Question

Write down a unit vector in XY-plane, making an angle of ${{30}^{\circ }}$ with the
positive direction of x-axis.

Answer 1

Hint: If a unit vector is making an angle $\theta $ with the positive direction of x-axis, then it’s component along the x-axis is $\cos \theta $ and it’s component along the positive y-axis is $\sin\theta $. This unit vector will be written as $\cos \theta \widehat{i}+\sin \theta \widehat{j}$.

Before proceeding with the question, we must know the formula that will be required to solve this question. In vectors, if a unit vector is making an angle $\theta $ with the positive x-axis, then the vector can be written as $\cos \theta \widehat{i}+\sin \theta \widehat{j}$. The x component of this vector is $\cos \theta $ and the y component of this vector is $\sin \theta $.
In the question, we have to write down the unit vector making an angle ${{30}^{\circ }}$ with the positive x-axis.

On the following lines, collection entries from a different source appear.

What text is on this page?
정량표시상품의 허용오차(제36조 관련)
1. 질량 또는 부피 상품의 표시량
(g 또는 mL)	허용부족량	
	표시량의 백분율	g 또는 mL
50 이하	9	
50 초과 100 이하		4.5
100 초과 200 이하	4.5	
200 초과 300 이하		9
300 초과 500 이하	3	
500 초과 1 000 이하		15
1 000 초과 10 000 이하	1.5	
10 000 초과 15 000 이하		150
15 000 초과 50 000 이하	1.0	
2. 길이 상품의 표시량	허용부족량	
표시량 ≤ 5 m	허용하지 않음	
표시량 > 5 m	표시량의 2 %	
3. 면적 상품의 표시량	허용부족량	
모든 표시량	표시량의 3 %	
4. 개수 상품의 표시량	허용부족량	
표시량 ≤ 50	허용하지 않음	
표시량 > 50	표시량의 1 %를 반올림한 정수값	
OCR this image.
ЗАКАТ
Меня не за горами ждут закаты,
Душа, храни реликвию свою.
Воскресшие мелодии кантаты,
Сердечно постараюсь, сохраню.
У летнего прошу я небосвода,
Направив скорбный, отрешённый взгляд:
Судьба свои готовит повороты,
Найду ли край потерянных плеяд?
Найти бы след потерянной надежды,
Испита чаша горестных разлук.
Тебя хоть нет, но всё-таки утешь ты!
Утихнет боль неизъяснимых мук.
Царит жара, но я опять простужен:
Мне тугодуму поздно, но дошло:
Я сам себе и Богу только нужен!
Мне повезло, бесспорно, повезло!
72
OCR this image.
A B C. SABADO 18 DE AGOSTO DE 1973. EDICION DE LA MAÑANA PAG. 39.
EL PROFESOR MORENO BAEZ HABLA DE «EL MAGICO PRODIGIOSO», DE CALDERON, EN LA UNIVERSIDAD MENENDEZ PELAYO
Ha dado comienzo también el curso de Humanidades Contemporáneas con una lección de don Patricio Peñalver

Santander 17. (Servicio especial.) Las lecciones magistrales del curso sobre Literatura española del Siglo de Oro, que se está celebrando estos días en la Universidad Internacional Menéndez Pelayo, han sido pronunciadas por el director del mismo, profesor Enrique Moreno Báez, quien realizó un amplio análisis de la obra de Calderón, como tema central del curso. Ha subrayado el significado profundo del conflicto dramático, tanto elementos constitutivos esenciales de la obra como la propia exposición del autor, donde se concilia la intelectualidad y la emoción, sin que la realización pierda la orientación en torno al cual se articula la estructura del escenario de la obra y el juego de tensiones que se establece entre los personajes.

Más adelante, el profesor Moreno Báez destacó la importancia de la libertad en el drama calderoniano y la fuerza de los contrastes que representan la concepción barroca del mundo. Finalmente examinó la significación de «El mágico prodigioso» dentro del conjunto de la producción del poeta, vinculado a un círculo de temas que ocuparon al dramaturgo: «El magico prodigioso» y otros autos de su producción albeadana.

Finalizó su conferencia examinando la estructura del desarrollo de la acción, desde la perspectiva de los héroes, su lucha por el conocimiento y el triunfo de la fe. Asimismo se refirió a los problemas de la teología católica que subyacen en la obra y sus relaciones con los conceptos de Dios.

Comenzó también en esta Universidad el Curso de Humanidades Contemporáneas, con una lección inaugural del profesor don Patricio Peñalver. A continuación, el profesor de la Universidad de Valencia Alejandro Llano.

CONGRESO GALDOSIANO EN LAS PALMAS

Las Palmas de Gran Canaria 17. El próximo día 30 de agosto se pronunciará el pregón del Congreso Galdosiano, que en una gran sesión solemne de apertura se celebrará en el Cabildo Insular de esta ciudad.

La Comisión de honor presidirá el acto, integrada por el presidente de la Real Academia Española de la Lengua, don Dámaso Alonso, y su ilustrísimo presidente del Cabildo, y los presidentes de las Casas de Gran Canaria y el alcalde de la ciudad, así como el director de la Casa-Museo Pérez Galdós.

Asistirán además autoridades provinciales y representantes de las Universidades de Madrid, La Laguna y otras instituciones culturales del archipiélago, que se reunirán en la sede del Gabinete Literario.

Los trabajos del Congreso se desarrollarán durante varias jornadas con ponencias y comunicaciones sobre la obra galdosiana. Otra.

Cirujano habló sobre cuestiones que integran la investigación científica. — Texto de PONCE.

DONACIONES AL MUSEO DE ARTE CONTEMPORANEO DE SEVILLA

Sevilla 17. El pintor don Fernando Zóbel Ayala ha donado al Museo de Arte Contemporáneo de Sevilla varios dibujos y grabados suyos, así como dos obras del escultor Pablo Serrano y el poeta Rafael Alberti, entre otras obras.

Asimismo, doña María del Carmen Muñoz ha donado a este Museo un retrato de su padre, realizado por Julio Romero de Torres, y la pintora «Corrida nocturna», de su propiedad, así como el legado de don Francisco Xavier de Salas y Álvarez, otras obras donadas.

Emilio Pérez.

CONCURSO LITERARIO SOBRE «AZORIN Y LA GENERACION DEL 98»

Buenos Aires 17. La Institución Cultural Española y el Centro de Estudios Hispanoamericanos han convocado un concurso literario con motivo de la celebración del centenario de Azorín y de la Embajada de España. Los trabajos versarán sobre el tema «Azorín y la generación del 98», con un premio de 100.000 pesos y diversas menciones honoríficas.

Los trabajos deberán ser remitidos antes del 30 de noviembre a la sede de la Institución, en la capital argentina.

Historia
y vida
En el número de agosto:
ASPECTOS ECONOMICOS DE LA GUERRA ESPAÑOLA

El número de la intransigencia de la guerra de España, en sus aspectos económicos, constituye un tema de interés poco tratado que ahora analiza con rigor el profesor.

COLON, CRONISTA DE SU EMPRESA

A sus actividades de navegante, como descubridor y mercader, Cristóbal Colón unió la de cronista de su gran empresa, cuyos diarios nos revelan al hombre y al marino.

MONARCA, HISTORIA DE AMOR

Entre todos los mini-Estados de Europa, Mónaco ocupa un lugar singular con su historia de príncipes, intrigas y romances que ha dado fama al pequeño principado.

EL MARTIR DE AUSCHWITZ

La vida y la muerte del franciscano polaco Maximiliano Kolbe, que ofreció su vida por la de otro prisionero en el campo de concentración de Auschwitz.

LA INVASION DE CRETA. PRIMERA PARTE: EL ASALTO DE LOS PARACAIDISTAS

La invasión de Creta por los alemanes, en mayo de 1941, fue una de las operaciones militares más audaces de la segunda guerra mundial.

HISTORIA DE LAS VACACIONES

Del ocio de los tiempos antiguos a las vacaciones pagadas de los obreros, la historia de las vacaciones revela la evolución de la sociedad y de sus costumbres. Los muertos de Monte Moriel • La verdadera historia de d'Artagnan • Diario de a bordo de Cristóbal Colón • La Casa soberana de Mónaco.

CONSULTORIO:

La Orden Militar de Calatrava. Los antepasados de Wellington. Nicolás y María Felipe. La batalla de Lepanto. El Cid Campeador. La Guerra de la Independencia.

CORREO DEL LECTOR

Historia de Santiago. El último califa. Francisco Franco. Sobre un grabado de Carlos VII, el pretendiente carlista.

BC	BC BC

The x component of this vector will be $\cos {{30}^{\circ }}$ and the y component of this vector will be $\sin {{30}^{\circ }}$. So, this unit vector which is making an angle ${{30}^{\circ }}$ with the positive x-axis can be written as \[\cos {{30}^{\circ }}\widehat{i}+\sin {{30}^{\circ }}\widehat{j}\].
From trigonometry, we have $\cos {{30}^{\circ }}=\dfrac{\sqrt{3}}{2}$ and $\sin {{30}^{\circ
}}=\dfrac{1}{2}$. Substituting these values in the above vector, we get,
$\dfrac{\sqrt{3}}{2}\widehat{i}+\dfrac{1}{2}\widehat{j}$
There is one more possible vector that can make an angle of ${{30}^{\circ }}$ with the positive x-axis.
That vector is as shown below,

The x component of this vector will be $\cos {{30}^{\circ }}$ and the y component of this vector will be $\sin {{30}^{\circ }}$. But in this vector, the y component will be along the negative y-axis. So, this unit vector which is making an angle ${{30}^{\circ }}$ with the positive x-axis can be written as
\[\cos {{30}^{\circ }}\widehat{i}-\sin {{30}^{\circ }}\widehat{j}\].
From trigonometry, we have $\cos {{30}^{\circ }}=\dfrac{\sqrt{3}}{2}$ and $\sin {{30}^{\circ
}}=\dfrac{1}{2}$. Substituting these values in the above vector, we get,
$\dfrac{\sqrt{3}}{2}\widehat{i}-\dfrac{1}{2}\widehat{j}$
So, the two possible answers are $\dfrac{\sqrt{3}}{2}\widehat{i}+\dfrac{1}{2}\widehat{j}$ and $\dfrac{\sqrt{3}}{2}\widehat{i}-\dfrac{1}{2}\widehat{j}$.

Note: In this question, we were given a unit vector which is making an angle of ${{30}^{\circ }}$ with the positive x-axis. We wrote this vector by using the formula $\cos \theta \widehat{i}+\sin \theta \widehat{j}$. But in case we are given a vector which is also having a magnitude, let us say $r$and making an angle $\theta $ with the positive x-axis, we will write that vector by using the formula
$r\left( \cos \theta \widehat{i}+\sin \theta \widehat{j} \right)$.